Een beursgang van ABN AMRO kan de Nederlandse Staat ongeveer €400 miljoen gaan kosten. Kosten die met name gemaakt moeten worden voor het inhuren van het specialisme van de grote investment banks die nodig is voor een succesvolle beursgang. Dat meldt minister Jeroen Dijsselbloem aan de Tweede Kamer.
Kosten van een beursgang
De gemiddelde kosten van een Europese beursgang bedroegen de afgelopen vijf jaar 2,7% van het geplaatste kapitaal, aldus Dijsselbloem. De aandeelhouder van ABN AMRO - NLFI - gaat momenteel uit van een opbrengst van ongeveer €15 miljard. De kosten van een eventuele beursgang zouden daarmee uitkomen op circa €400 miljoen. Een groot deel van deze kosten gaan op aan het inhuren van zakenbanken, adviesbureaus en accountants.
Dijsselbloem laat de Tweede Kamer weten naar mogelijkheden te zoeken om de kosten van een beursgang van ABN AMRO te drukken. Hij benadrukt echter dat dit niet ten koste mag gaan van de hoogte van de opbrengst. Een van de te onderzoeken opties is om ABN AMRO zelf onderdelen van de beursgang te laten uitvoeren.

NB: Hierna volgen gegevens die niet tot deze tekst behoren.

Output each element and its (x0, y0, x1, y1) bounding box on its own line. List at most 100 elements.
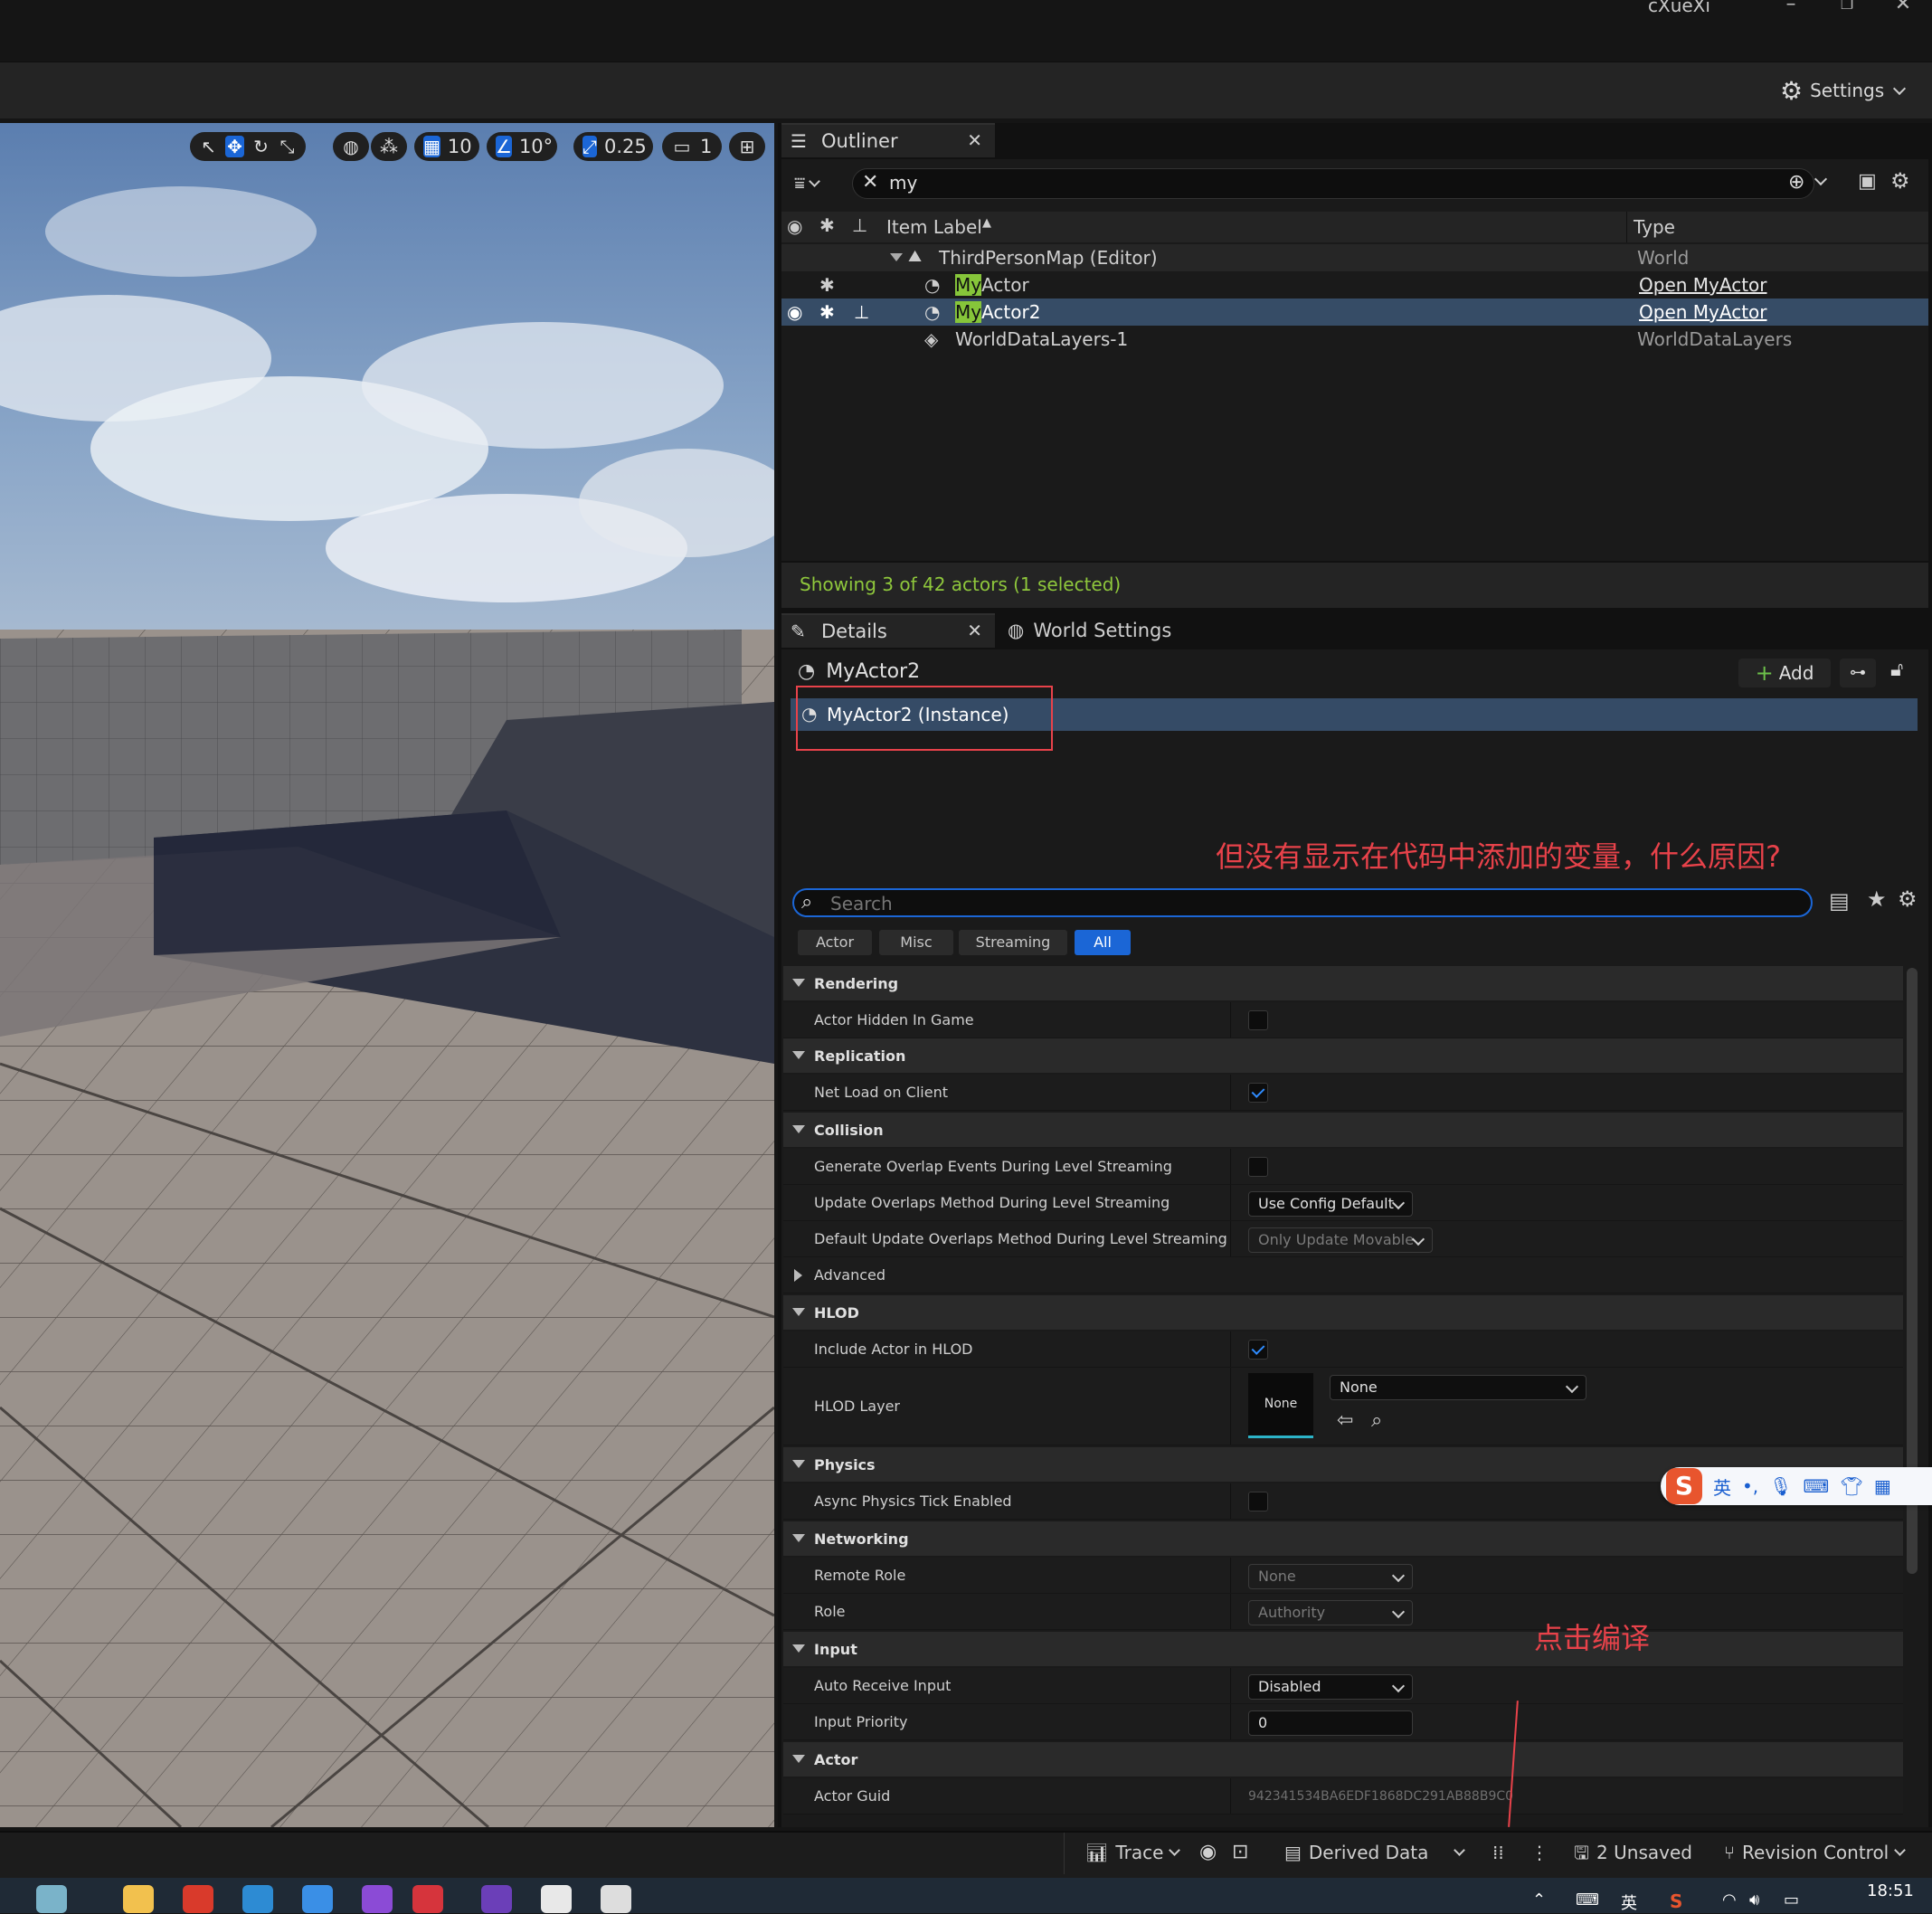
unsaved-button[interactable]: 🖫︎ 2 Unsaved (1574, 1836, 1692, 1869)
outliner-row-world[interactable]: ⛰ ThirdPersonMap (Editor) World (781, 244, 1928, 271)
widget-icon[interactable] (36, 1885, 67, 1913)
keyboard-icon[interactable]: ⌨ (1804, 1475, 1830, 1497)
punctuation-icon[interactable]: •, (1742, 1475, 1758, 1497)
visual-studio-icon[interactable] (481, 1885, 512, 1913)
microphone-icon[interactable]: 🎙︎ (1769, 1475, 1792, 1497)
eye-icon[interactable]: ◉ (787, 301, 802, 323)
filter-streaming[interactable]: Streaming (959, 930, 1067, 955)
maximize-icon[interactable]: ❐ (1820, 0, 1874, 13)
pin-icon[interactable]: ⊥ (854, 301, 869, 323)
scale-icon[interactable]: ⤡ (278, 136, 297, 157)
filter-all[interactable]: All (1075, 930, 1131, 955)
net-load-checkbox[interactable] (1248, 1083, 1268, 1103)
filter-actor[interactable]: Actor (798, 930, 872, 955)
mail-icon[interactable] (302, 1885, 333, 1913)
outliner-row-myactor[interactable]: ✱ ◔ MyActor Open MyActor (781, 271, 1928, 298)
unreal-editor-icon[interactable] (601, 1885, 631, 1913)
input-priority-field[interactable]: 0 (1248, 1710, 1413, 1736)
volume-icon[interactable]: 🔊︎ (1749, 1890, 1759, 1909)
filter-misc[interactable]: Misc (879, 930, 953, 955)
surface-snap-button[interactable]: ⁂ (371, 132, 407, 161)
ime-language[interactable]: 英 (1713, 1473, 1731, 1500)
settings-button[interactable]: ⚙ Settings (1780, 75, 1907, 106)
record-icon[interactable]: ◉ (1199, 1836, 1217, 1869)
chevron-up-icon[interactable]: ⌃ (1532, 1890, 1546, 1909)
details-search-input[interactable] (829, 892, 1791, 915)
outliner-search-input[interactable]: my (889, 172, 917, 194)
category-input[interactable]: Input (783, 1632, 1903, 1666)
revision-control-button[interactable]: ⑂ Revision Control (1724, 1836, 1907, 1869)
screenshot-icon[interactable]: ⊡ (1232, 1836, 1248, 1869)
ime-toolbar[interactable]: S 英 •, 🎙︎ ⌨ 👕︎ ▦ (1661, 1467, 1932, 1505)
remote-role-dropdown[interactable]: None (1248, 1564, 1413, 1589)
asset-thumbnail[interactable]: None (1248, 1373, 1313, 1438)
grid-snap-button[interactable]: ▦ 10 (414, 132, 479, 161)
prop-advanced[interactable]: Advanced (783, 1257, 1903, 1293)
star-icon[interactable]: ✱ (819, 301, 835, 323)
world-local-button[interactable]: ◍ (333, 132, 369, 161)
scale-snap-button[interactable]: ⤢ 0.25 (573, 132, 653, 161)
tab-world-settings[interactable]: ◍ World Settings (999, 613, 1207, 648)
category-replication[interactable]: Replication (783, 1038, 1903, 1073)
browse-asset-icon[interactable]: ⌕ (1371, 1409, 1382, 1432)
camera-speed-button[interactable]: ▭ 1 (662, 132, 722, 161)
update-overlaps-dropdown[interactable]: Use Config Default (1248, 1191, 1413, 1217)
close-icon[interactable]: ✕ (967, 620, 982, 641)
eye-icon[interactable]: ◉ (787, 215, 802, 237)
select-icon[interactable]: ↖ (199, 136, 218, 157)
network-stats-icon[interactable]: ⁞⁞ (1492, 1836, 1504, 1869)
minimize-icon[interactable]: – (1764, 0, 1818, 14)
category-collision[interactable]: Collision (783, 1113, 1903, 1147)
use-selected-icon[interactable]: ⇦ (1337, 1409, 1353, 1432)
add-folder-icon[interactable]: ▣ (1858, 170, 1877, 193)
trace-button[interactable]: 📊︎ Trace (1085, 1836, 1181, 1869)
hlod-layer-dropdown[interactable]: None (1330, 1375, 1586, 1400)
filter-button[interactable]: ⩸ (794, 172, 821, 194)
add-component-button[interactable]: + Add (1738, 659, 1831, 687)
close-icon[interactable]: ✕ (967, 129, 982, 151)
category-networking[interactable]: Networking (783, 1521, 1903, 1556)
close-icon[interactable]: ✕ (1876, 0, 1930, 14)
clock[interactable]: 18:51 (1867, 1881, 1914, 1900)
keyboard-icon[interactable]: ⌨ (1576, 1890, 1599, 1909)
auto-receive-input-dropdown[interactable]: Disabled (1248, 1674, 1413, 1700)
outliner-row-myactor2[interactable]: ◉ ✱ ⊥ ◔ MyActor2 Open MyActor (781, 298, 1928, 326)
sogou-tray-icon[interactable]: S (1670, 1890, 1682, 1912)
tab-details[interactable]: ✎ Details ✕ (781, 613, 995, 648)
unreal-engine-icon[interactable] (541, 1885, 572, 1913)
async-physics-checkbox[interactable] (1248, 1492, 1268, 1511)
move-icon[interactable]: ✥ (225, 136, 244, 157)
derived-data-button[interactable]: ▤ Derived Data (1284, 1836, 1466, 1869)
column-type[interactable]: Type (1634, 216, 1675, 238)
category-actor[interactable]: Actor (783, 1742, 1903, 1777)
skin-icon[interactable]: 👕︎ (1840, 1475, 1862, 1497)
expand-arrow-icon[interactable] (890, 253, 903, 261)
gear-icon[interactable]: ⚙ (1898, 886, 1918, 912)
actor-hidden-checkbox[interactable] (1248, 1010, 1268, 1030)
file-explorer-icon[interactable] (123, 1885, 154, 1913)
more-icon[interactable]: ⋮ (1530, 1836, 1548, 1869)
rotate-icon[interactable]: ↻ (251, 136, 270, 157)
add-filter-icon[interactable]: ⊕ (1788, 171, 1804, 194)
outliner-search[interactable]: ✕ my ⊕ (852, 168, 1814, 199)
blueprint-button[interactable]: ⊶ (1840, 659, 1876, 687)
apps-icon[interactable]: ▦ (1874, 1475, 1891, 1497)
angle-snap-button[interactable]: ∠ 10° (487, 132, 557, 161)
star-icon[interactable]: ✱ (819, 274, 835, 296)
table-view-icon[interactable]: ▤ (1829, 888, 1850, 914)
qq-icon[interactable] (412, 1885, 443, 1913)
column-item-label[interactable]: Item Label (886, 216, 982, 238)
wps-icon[interactable] (183, 1885, 213, 1913)
app-icon[interactable] (362, 1885, 393, 1913)
open-myactor-link[interactable]: Open MyActor (1639, 301, 1767, 323)
ime-language[interactable]: 英 (1621, 1890, 1637, 1914)
include-hlod-checkbox[interactable] (1248, 1340, 1268, 1360)
edge-icon[interactable] (242, 1885, 273, 1913)
lock-icon[interactable]: 🔓︎ (1890, 659, 1903, 681)
gear-icon[interactable]: ⚙ (1890, 168, 1910, 194)
details-search[interactable]: ⌕ (792, 888, 1813, 917)
pin-icon[interactable]: ⊥ (852, 214, 867, 236)
category-hlod[interactable]: HLOD (783, 1295, 1903, 1330)
viewport-layout-button[interactable]: ⊞ (729, 132, 765, 161)
outliner-row-worlddatalayers[interactable]: ◈ WorldDataLayers-1 WorldDataLayers (781, 326, 1928, 353)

Dijsselbloem: geen haast met beursgang ABN AMRO
Eerder heeft de ministerraad besloten, op voorstel van minister Dijsselbloem, dat een beursgang de beste optie is, mits aan de volgende voorwaarden is voldaan: de financiële sector moet voldoende stabiel zijn, er moet voldoende interesse zijn in de markt en de onderneming moet er klaar voor zijn. Over een jaar zal het kabinet daarom opnieuw beoordelen of aan genoemde voorwaarden wordt voldaan. Indien het parlement hiermee instemt, zou de eerste mogelijkheid voor een beursgang in de eerste helft van 2015 kunnen zijn.
Dijsselbloem nadrukte gisteren in de Tweede Kamer dat het kabinet "geen haast" heeft met de verkoop van ABN AMRO. Pas volgend jaar wordt besloten of het dan het juiste moment is voor de beursgang.
Daarnaast liet hij gisteren in de Tweede Kamer nogmaals weten dat het kabinet geen voorstander is van het aanhouden van een minderheidsbelang door de Nederlandse Staat. Onder andere het CDA wil dat er gekeken wordt naar alternatieven, waaronder het behouden van een minderheidsbelang door de Staat. Ook zou volgens het CDA SNS Bank een publieke nutsbank kunnen worden met een regionale functie.